O sistema de gôndolas pode ser classificado também pela relação com
número de cabos: Monocable Detachable Gondola (MDG), o Bicable Detachable
Gondolas (BDG) e o Tricable Detachable Gondolas (TDG).
O Monocable Detachable Gondola é um tipo de sistema que possui um
cabo móvel que suspende as gôndolas removíveis. O cabo é acionado por um
Bullwheel, uma espécie de grande roda em movimento ligada a um motor. O cabo
fica continuamente circulando com as cabines suspensas, que por sua vez passam
pelo Bullwheel dos terminais. O Bicable Detachable Gondolas difere do sistema
MDG em que a suspensão e propulsão acontecem pelo mesmo cabo. Neste sistema
bicable existem dois cabos separados, um para cada função, no entanto, as gôndolas
também são do tipo removível para quatro a quinze passageiros. O Tricable
Detachable Gondolas com sistema semelhante ao BDG, porém com dois cabos de
sustentação das cabines e um de propulsão.

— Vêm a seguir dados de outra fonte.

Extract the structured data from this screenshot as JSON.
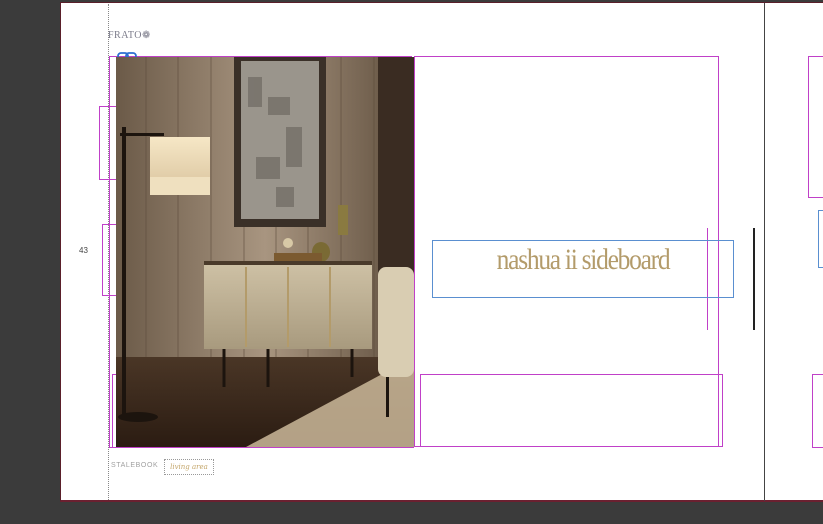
{
  "document": {
    "brand": "FRATO",
    "page_number": "43",
    "title": "nashua ii sideboard",
    "footer_left": "STALEBOOK",
    "footer_script": "living area"
  },
  "colors": {
    "pasteboard": "#3b3b3b",
    "frame_guide": "#c040c8",
    "text_frame": "#5a8fd0",
    "title_gold": "#b39b6a"
  },
  "icons": {
    "logo_mark": "flower-icon",
    "link": "link-icon"
  }
}
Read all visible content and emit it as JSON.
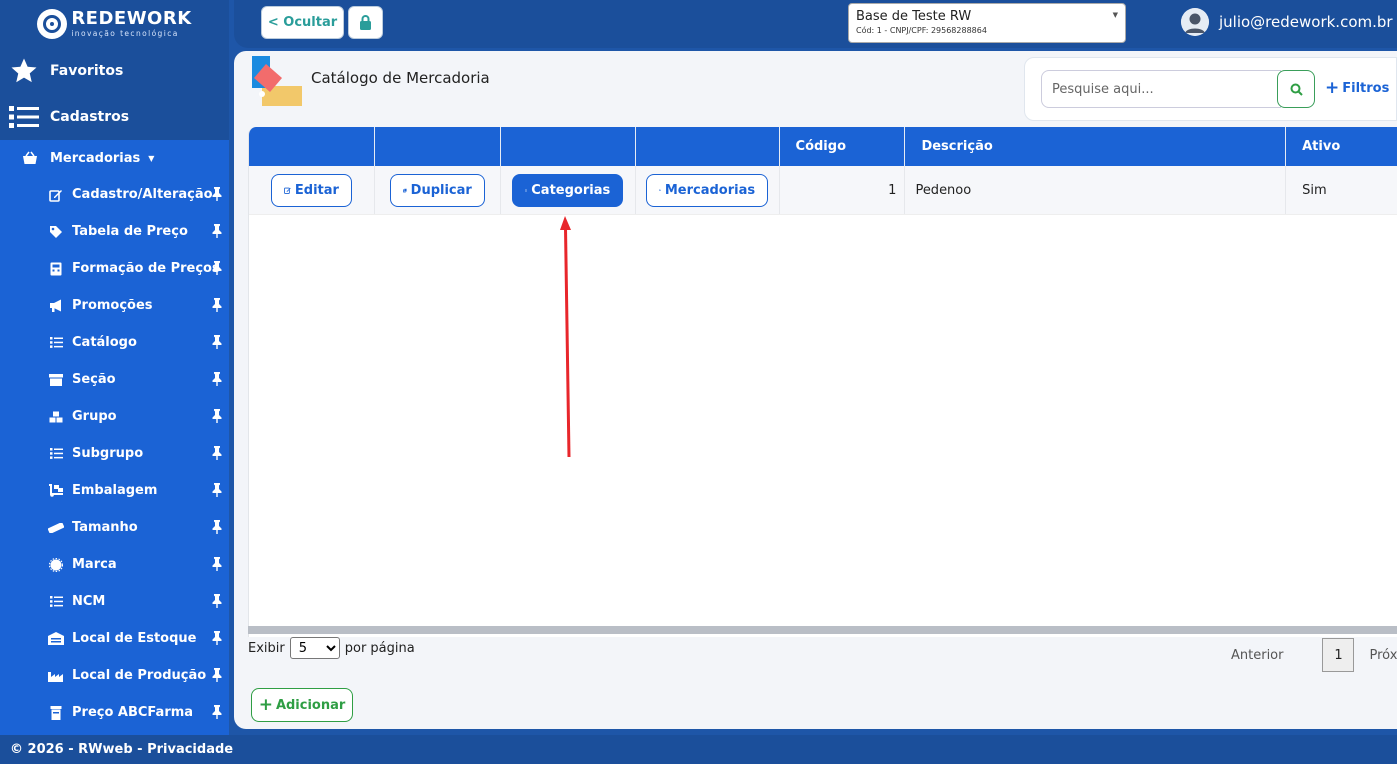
{
  "brand": {
    "name": "REDEWORK",
    "tagline": "inovação tecnológica"
  },
  "sidebar": {
    "main": [
      {
        "label": "Favoritos",
        "icon": "star-icon"
      },
      {
        "label": "Cadastros",
        "icon": "list-icon"
      }
    ],
    "group": {
      "label": "Mercadorias",
      "icon": "basket-icon"
    },
    "items": [
      {
        "label": "Cadastro/Alteração",
        "icon": "edit-icon"
      },
      {
        "label": "Tabela de Preço",
        "icon": "tag-icon"
      },
      {
        "label": "Formação de Preços",
        "icon": "calculator-icon"
      },
      {
        "label": "Promoções",
        "icon": "megaphone-icon"
      },
      {
        "label": "Catálogo",
        "icon": "list-icon"
      },
      {
        "label": "Seção",
        "icon": "archive-icon"
      },
      {
        "label": "Grupo",
        "icon": "cubes-icon"
      },
      {
        "label": "Subgrupo",
        "icon": "list-icon"
      },
      {
        "label": "Embalagem",
        "icon": "dolly-icon"
      },
      {
        "label": "Tamanho",
        "icon": "ruler-icon"
      },
      {
        "label": "Marca",
        "icon": "badge-icon"
      },
      {
        "label": "NCM",
        "icon": "list-icon"
      },
      {
        "label": "Local de Estoque",
        "icon": "warehouse-icon"
      },
      {
        "label": "Local de Produção",
        "icon": "industry-icon"
      },
      {
        "label": "Preço ABCFarma",
        "icon": "prescription-icon"
      }
    ]
  },
  "topbar": {
    "hide_label": "< Ocultar",
    "database": {
      "name": "Base de Teste RW",
      "code": "Cód: 1 - CNPJ/CPF: 29568288864"
    },
    "user_email": "julio@redework.com.br"
  },
  "page": {
    "title": "Catálogo de Mercadoria",
    "search_placeholder": "Pesquise aqui...",
    "filters_label": "Filtros"
  },
  "table": {
    "headers": [
      "",
      "",
      "",
      "",
      "Código",
      "Descrição",
      "Ativo"
    ],
    "actions": {
      "edit": "Editar",
      "duplicate": "Duplicar",
      "categories": "Categorias",
      "products": "Mercadorias"
    },
    "rows": [
      {
        "codigo": "1",
        "descricao": "Pedenoo",
        "ativo": "Sim"
      }
    ]
  },
  "pagination": {
    "show_label": "Exibir",
    "per_page_value": "5",
    "per_page_label": "por página",
    "prev": "Anterior",
    "current": "1",
    "next": "Próximo"
  },
  "add_label": "Adicionar",
  "footer": "© 2026 - RWweb - Privacidade",
  "colors": {
    "primary": "#1b63d5",
    "dark": "#1b4f9b",
    "success": "#2f9e44",
    "annotation": "#e8262b"
  }
}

Este último possui como vantagens a
maior estabilidade ao vento, capacidade de suportar mais peso, maior velocidade e
cabines maiores, e além disso, baixo consumo de energia.
O teleférico caracteriza-se por ser um sistema de transporte de média
capacidade e de energia limpa, portanto sustentável por não emitir gases poluentes,
podendo funcionar por motor elétrico (para propulsão dos cabos) e alimentado por
energia solar (para iluminação e sonorização das cabines).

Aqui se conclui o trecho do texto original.